Ol’ George wouldn’t know anything about actual military lore, of course, because his military “service”consisted of a stint in the Texas National Guard, a portion of which was spent A.W.O.L., which was still a shootable capital offense when I was in the actual armed services.

Navy officers, navigators and radiomen (and women) all know the Filipino Monkey, the generic name for the inevitable pain-in-the-ass adolescent with a CD radio, or the modern equivalent, who messes around, shore-to-ship, when ships are close to shore — as they are in the Strait of Hormuz. Here’s an even better link to the Filipino Monkey lore, from the UK Guardian.

I’d say the Navy on duty last week exercised admirable restraint with those speedboats, given the known perils of the terrorist technique of swarming.

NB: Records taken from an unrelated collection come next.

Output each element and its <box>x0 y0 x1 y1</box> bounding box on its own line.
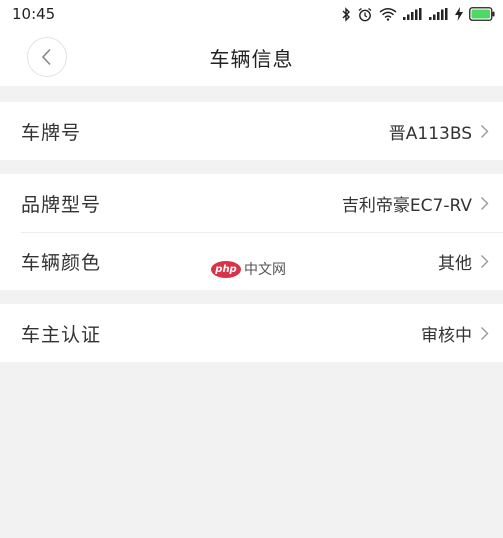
row-license-plate[interactable]: 车牌号 晋A113BS <box>0 102 503 160</box>
chevron-right-icon <box>481 254 489 268</box>
row-value: 其他 <box>438 253 472 274</box>
status-bar: 10:45 <box>0 0 503 28</box>
page-title: 车辆信息 <box>209 46 294 71</box>
charging-icon <box>455 7 463 21</box>
row-label: 品牌型号 <box>21 193 102 216</box>
row-value: 审核中 <box>421 325 472 346</box>
watermark: php 中文网 <box>211 259 286 279</box>
row-label: 车辆颜色 <box>21 251 102 274</box>
row-brand-model[interactable]: 品牌型号 吉利帝豪EC7-RV <box>0 174 503 232</box>
signal-icon <box>429 8 448 20</box>
chevron-right-icon <box>481 326 489 340</box>
signal-icon <box>403 8 422 20</box>
alarm-icon <box>358 7 372 21</box>
chevron-right-icon <box>481 124 489 138</box>
bluetooth-icon <box>342 6 350 22</box>
screen: 10:45 车辆信息 车牌号 晋A113BS 品牌型号 吉利帝豪EC7-RV 车… <box>0 0 503 538</box>
watermark-logo: php <box>211 260 241 278</box>
status-time: 10:45 <box>12 5 56 23</box>
status-icons <box>341 6 495 22</box>
watermark-text: 中文网 <box>244 262 286 278</box>
section-owner: 车主认证 审核中 <box>0 304 503 362</box>
row-owner-verification[interactable]: 车主认证 审核中 <box>0 304 503 362</box>
nav-bar: 车辆信息 <box>0 28 503 86</box>
row-value: 吉利帝豪EC7-RV <box>341 195 472 216</box>
wifi-icon <box>379 8 397 21</box>
row-value: 晋A113BS <box>388 123 472 144</box>
row-label: 车主认证 <box>21 323 102 346</box>
chevron-right-icon <box>481 196 489 210</box>
back-button[interactable] <box>27 37 67 77</box>
section-plate: 车牌号 晋A113BS <box>0 102 503 160</box>
battery-icon <box>469 7 495 21</box>
row-label: 车牌号 <box>21 121 82 144</box>
chevron-left-icon <box>41 48 51 66</box>
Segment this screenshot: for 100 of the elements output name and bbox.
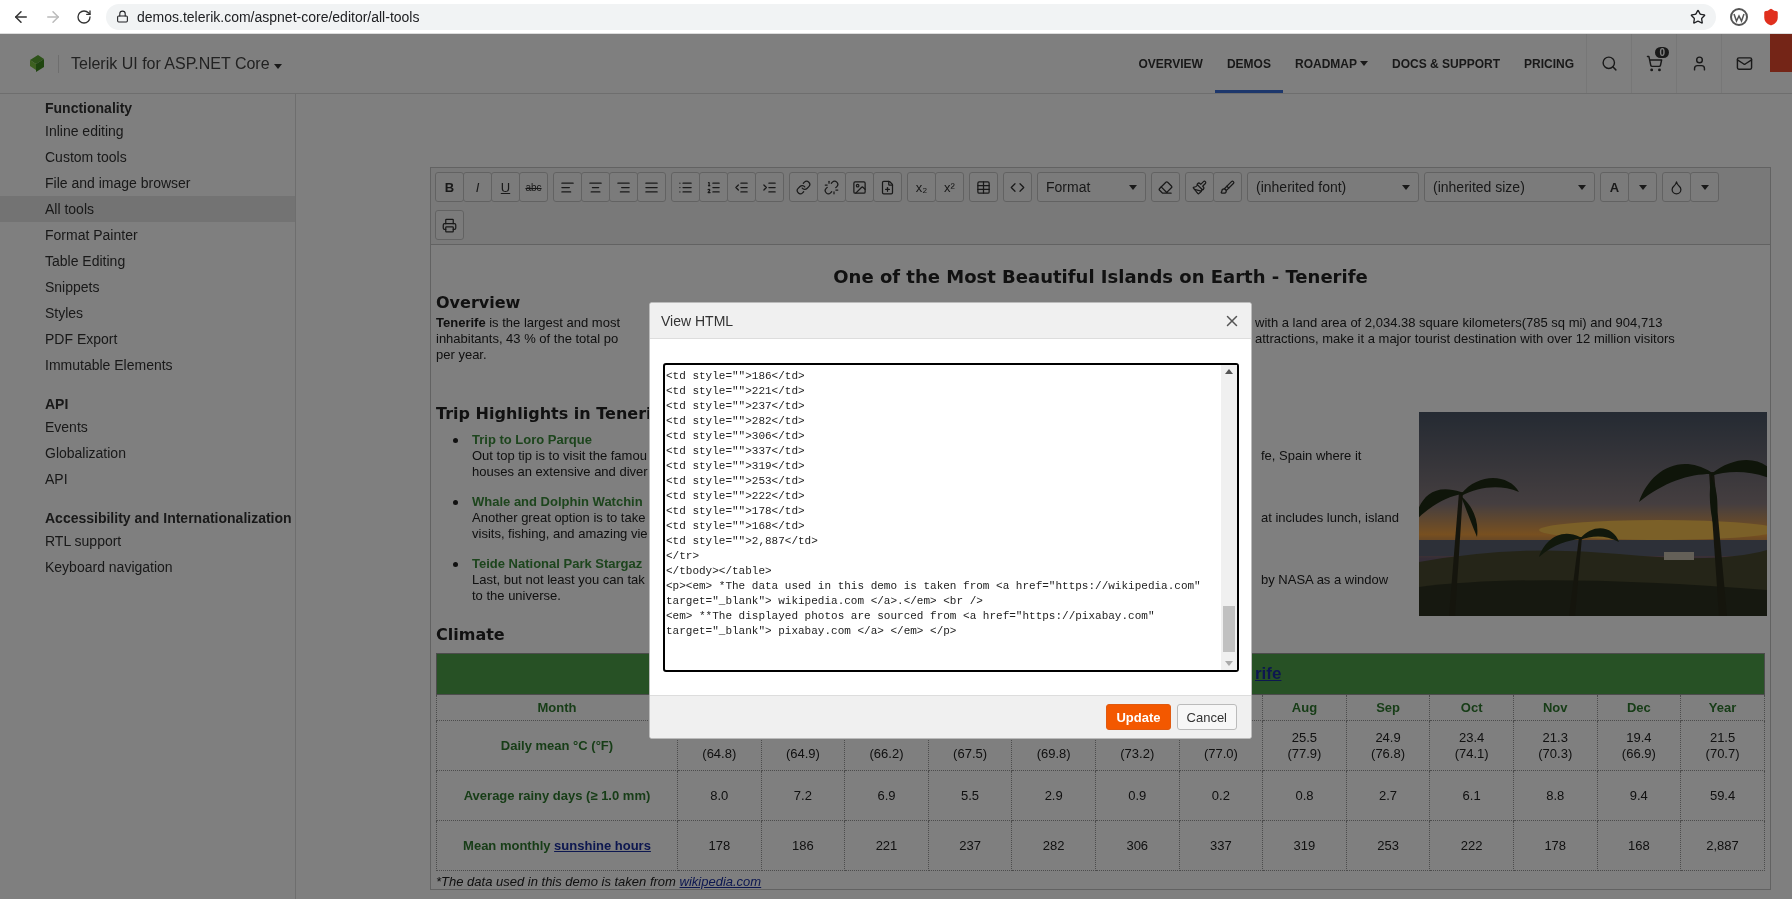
outdent-icon [734, 179, 749, 195]
footnote-link[interactable]: wikipedia.com [679, 874, 762, 889]
sidebar-item[interactable]: Snippets [0, 274, 295, 300]
bullet-list-icon [678, 179, 693, 195]
section-heading: Trip Highlights in Teneri [436, 406, 652, 422]
row-label-link[interactable]: sunshine hours [554, 837, 651, 853]
table-cell: 237 [928, 820, 1012, 871]
code-line: <td style="">282</td> [666, 414, 806, 429]
size-dropdown[interactable]: (inherited size) [1424, 172, 1595, 202]
dropdown-button[interactable] [1690, 172, 1719, 202]
image-icon [852, 179, 867, 195]
column-header: Nov [1513, 694, 1598, 721]
sidebar-item[interactable]: Table Editing [0, 248, 295, 274]
star-icon [1690, 8, 1706, 25]
sidebar-item[interactable]: All tools [0, 196, 295, 222]
bullet-list-button[interactable] [671, 172, 700, 202]
align-justify-icon [644, 179, 659, 195]
sidebar-heading: Accessibility and Internationalization [44, 509, 293, 528]
table-cell: 2.7 [1346, 770, 1430, 821]
scroll-down-icon[interactable] [1225, 661, 1233, 666]
sidebar-item[interactable]: Events [0, 414, 295, 440]
indent-button[interactable] [755, 172, 784, 202]
format-dropdown[interactable]: Format [1037, 172, 1146, 202]
nav-link[interactable]: DEMOS [1214, 34, 1283, 93]
clean-format-button[interactable] [1151, 172, 1180, 202]
image-button[interactable] [845, 172, 874, 202]
numbered-list-button[interactable] [699, 172, 728, 202]
scroll-up-icon[interactable] [1225, 369, 1233, 374]
background-color-button[interactable] [1662, 172, 1691, 202]
product-title[interactable]: Telerik UI for ASP.NET Core [58, 54, 283, 73]
table-cell: 282 [1011, 820, 1096, 871]
table-icon [976, 179, 991, 195]
sidebar-item[interactable]: Globalization [0, 440, 295, 466]
link-icon [796, 179, 811, 195]
align-right-icon [616, 179, 631, 195]
unlink-button[interactable] [817, 172, 846, 202]
table-button[interactable] [969, 172, 998, 202]
brush-button[interactable] [1213, 172, 1242, 202]
link-button[interactable] [789, 172, 818, 202]
sidebar-item[interactable]: PDF Export [0, 326, 295, 352]
code-line: <p><em> *The data used in this demo is taken from <a href="https://wikipedia.com" [666, 579, 1202, 594]
outdent-button[interactable] [727, 172, 756, 202]
format-button[interactable]: U [491, 172, 520, 202]
font-color-button[interactable]: A [1600, 172, 1629, 202]
column-header: Year [1680, 694, 1765, 721]
format-button[interactable]: I [463, 172, 492, 202]
table-cell: 186 [761, 820, 845, 871]
table-cell: 178 [1513, 820, 1598, 871]
section-heading: Overview [436, 295, 521, 311]
sidebar-item[interactable]: Keyboard navigation [0, 554, 295, 580]
paragraph-text: Tenerife is the largest and most [436, 315, 621, 331]
dropdown-button[interactable] [1628, 172, 1657, 202]
sidebar-item[interactable]: API [0, 466, 295, 492]
view-html-button[interactable] [1003, 172, 1032, 202]
format-painter-button[interactable] [1185, 172, 1214, 202]
address-bar[interactable]: demos.telerik.com/aspnet-core/editor/all-tools [106, 3, 1716, 30]
table-cell: 19.4 (66.9) [1597, 720, 1681, 771]
file-add-button[interactable] [873, 172, 902, 202]
cart-button[interactable]: 0 [1631, 34, 1676, 93]
sidebar-item[interactable]: Format Painter [0, 222, 295, 248]
format-button[interactable]: abc [519, 172, 548, 202]
update-button[interactable]: Update [1106, 704, 1171, 730]
format-button[interactable]: B [435, 172, 464, 202]
code-line: <em> **The displayed photos are sourced from <a href="https://pixabay.com" [666, 609, 1156, 624]
nav-link[interactable]: OVERVIEW [1126, 34, 1215, 93]
align-left-button[interactable] [553, 172, 582, 202]
align-justify-button[interactable] [637, 172, 666, 202]
align-right-button[interactable] [609, 172, 638, 202]
sidebar-item[interactable]: File and image browser [0, 170, 295, 196]
caret-icon [1700, 184, 1709, 190]
caret-icon [1402, 184, 1410, 190]
scrollbar-thumb[interactable] [1223, 606, 1235, 652]
html-source-field[interactable] [663, 363, 1239, 672]
sidebar-item[interactable]: Styles [0, 300, 295, 326]
font-dropdown[interactable]: (inherited font) [1247, 172, 1419, 202]
script-button[interactable]: x² [935, 172, 964, 202]
sidebar-item[interactable]: Custom tools [0, 144, 295, 170]
nav-link[interactable]: ROADMAP [1282, 34, 1380, 93]
table-cell: 8.0 [677, 770, 762, 821]
highlight-text: at includes lunch, island [1261, 510, 1400, 526]
cancel-button[interactable]: Cancel [1176, 704, 1237, 730]
row-label: Average rainy days (≥ 1.0 mm) [436, 770, 678, 821]
table-cell: 168 [1597, 820, 1681, 871]
sidebar-item[interactable]: Immutable Elements [0, 352, 295, 378]
table-cell: 253 [1346, 820, 1430, 871]
highlight-text: to the universe. [472, 588, 562, 604]
nav-link[interactable]: DOCS & SUPPORT [1379, 34, 1512, 93]
align-center-button[interactable] [581, 172, 610, 202]
highlight-title: Whale and Dolphin Watchin [472, 494, 643, 510]
print-button[interactable] [435, 210, 464, 240]
scrollbar[interactable] [1221, 365, 1237, 670]
script-button[interactable]: x₂ [907, 172, 936, 202]
reload-icon [76, 8, 92, 25]
nav-link[interactable]: PRICING [1512, 34, 1586, 93]
highlight-text: Another great option is to take [472, 510, 647, 526]
eraser-icon [1158, 179, 1173, 195]
sidebar-item[interactable]: Inline editing [0, 118, 295, 144]
sidebar-item[interactable]: RTL support [0, 528, 295, 554]
caret-icon [1578, 184, 1586, 190]
column-header: Dec [1597, 694, 1681, 721]
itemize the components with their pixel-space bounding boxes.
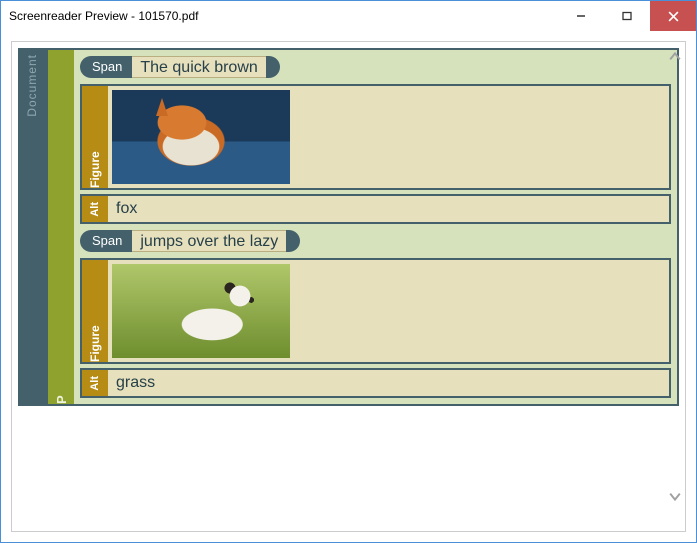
document-panel: Document P Span The quick brown Figure xyxy=(12,42,685,412)
span-row-2: Span jumps over the lazy xyxy=(80,228,671,254)
client-area: Document P Span The quick brown Figure xyxy=(1,31,696,542)
alt-box-2: Alt grass xyxy=(80,368,671,398)
minimize-button[interactable] xyxy=(558,1,604,31)
paragraph-rail: P xyxy=(48,50,74,404)
figure-box-1: Figure xyxy=(80,84,671,190)
figure-body-1 xyxy=(108,86,669,188)
figure-box-2: Figure xyxy=(80,258,671,364)
figure-label: Figure xyxy=(88,92,102,188)
preview-panel: Document P Span The quick brown Figure xyxy=(11,41,686,532)
scrollbar[interactable] xyxy=(667,50,683,507)
figure-body-2 xyxy=(108,260,669,362)
alt-rail: Alt xyxy=(82,196,108,222)
alt-label: Alt xyxy=(89,376,101,391)
window-titlebar: Screenreader Preview - 101570.pdf xyxy=(1,1,696,31)
window-buttons xyxy=(558,1,696,31)
span-end-cap xyxy=(286,230,300,252)
figure-image-dog xyxy=(112,264,290,358)
window-title: Screenreader Preview - 101570.pdf xyxy=(9,9,558,23)
figure-rail: Figure xyxy=(82,260,108,362)
figure-label: Figure xyxy=(88,266,102,362)
span-tag-badge: Span xyxy=(80,230,132,252)
alt-text-2: grass xyxy=(108,370,669,396)
paragraph-label: P xyxy=(54,56,69,404)
span-text-2: jumps over the lazy xyxy=(132,230,286,252)
maximize-button[interactable] xyxy=(604,1,650,31)
scroll-down-icon[interactable] xyxy=(669,489,681,507)
figure-rail: Figure xyxy=(82,86,108,188)
close-button[interactable] xyxy=(650,1,696,31)
alt-rail: Alt xyxy=(82,370,108,396)
alt-box-1: Alt fox xyxy=(80,194,671,224)
span-text-1: The quick brown xyxy=(132,56,265,78)
figure-image-fox xyxy=(112,90,290,184)
paragraph-panel: P Span The quick brown Figure xyxy=(46,48,679,406)
span-end-cap xyxy=(266,56,280,78)
document-label: Document xyxy=(25,54,39,117)
scroll-up-icon[interactable] xyxy=(669,50,681,68)
paragraph-body: Span The quick brown Figure xyxy=(74,50,677,404)
span-tag-badge: Span xyxy=(80,56,132,78)
document-rail: Document xyxy=(18,48,46,406)
span-row-1: Span The quick brown xyxy=(80,54,671,80)
alt-text-1: fox xyxy=(108,196,669,222)
alt-label: Alt xyxy=(89,202,101,217)
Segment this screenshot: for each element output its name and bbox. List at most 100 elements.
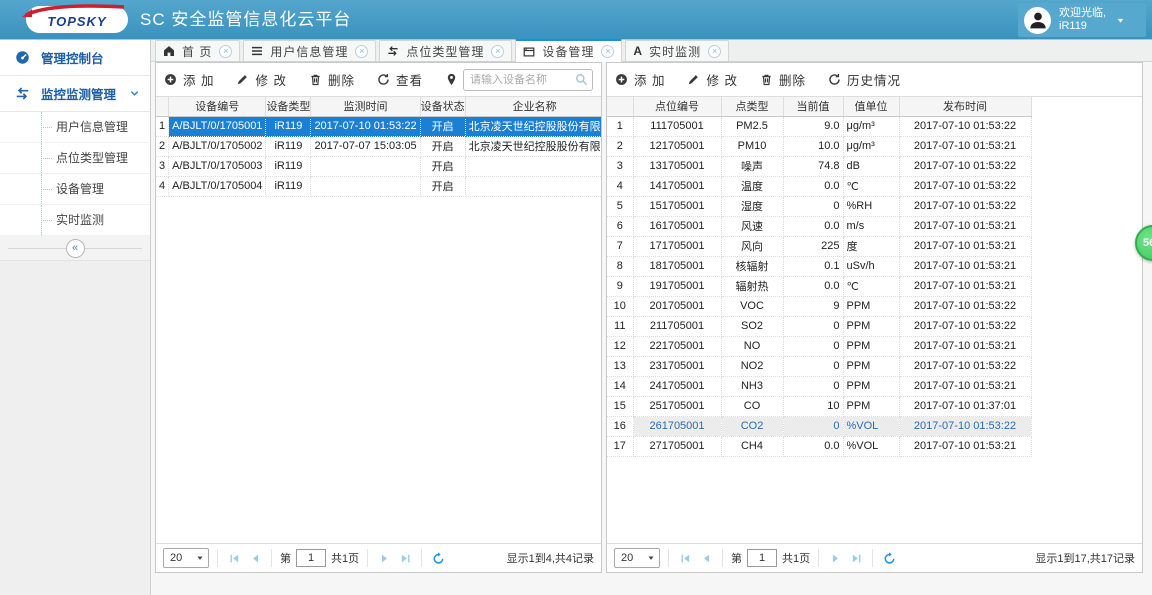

If I were the Iranian navy, I wouldn’t push my luck again with that stunt.I liked it the other day when good ol’ Fred Thompson woke up long enough (hey, put yourself in the place of those poor souls dashing around the country running for president, when you and I can’t even make a connection through Houston!) to remark of those Iranian speedboat-hotshots:

“I think one more step and they would have been meeting those virgins they’ve been looking so forward to seeing.”

Fred, of course, was never in the military, though like the other chicken-hawks he talks a very good game.

I need to add my own caveat to ol’ Fred’s great wisecrack. The Islamic terrorists are not thinking things through if they believe that “paradise”means that you are cast as the central figure in the lives of 72 — count ‘em — 72 virgins — all contemplating eternity with the likes some bozos who thought it might be a good idea to swarm a United States Navy convoy.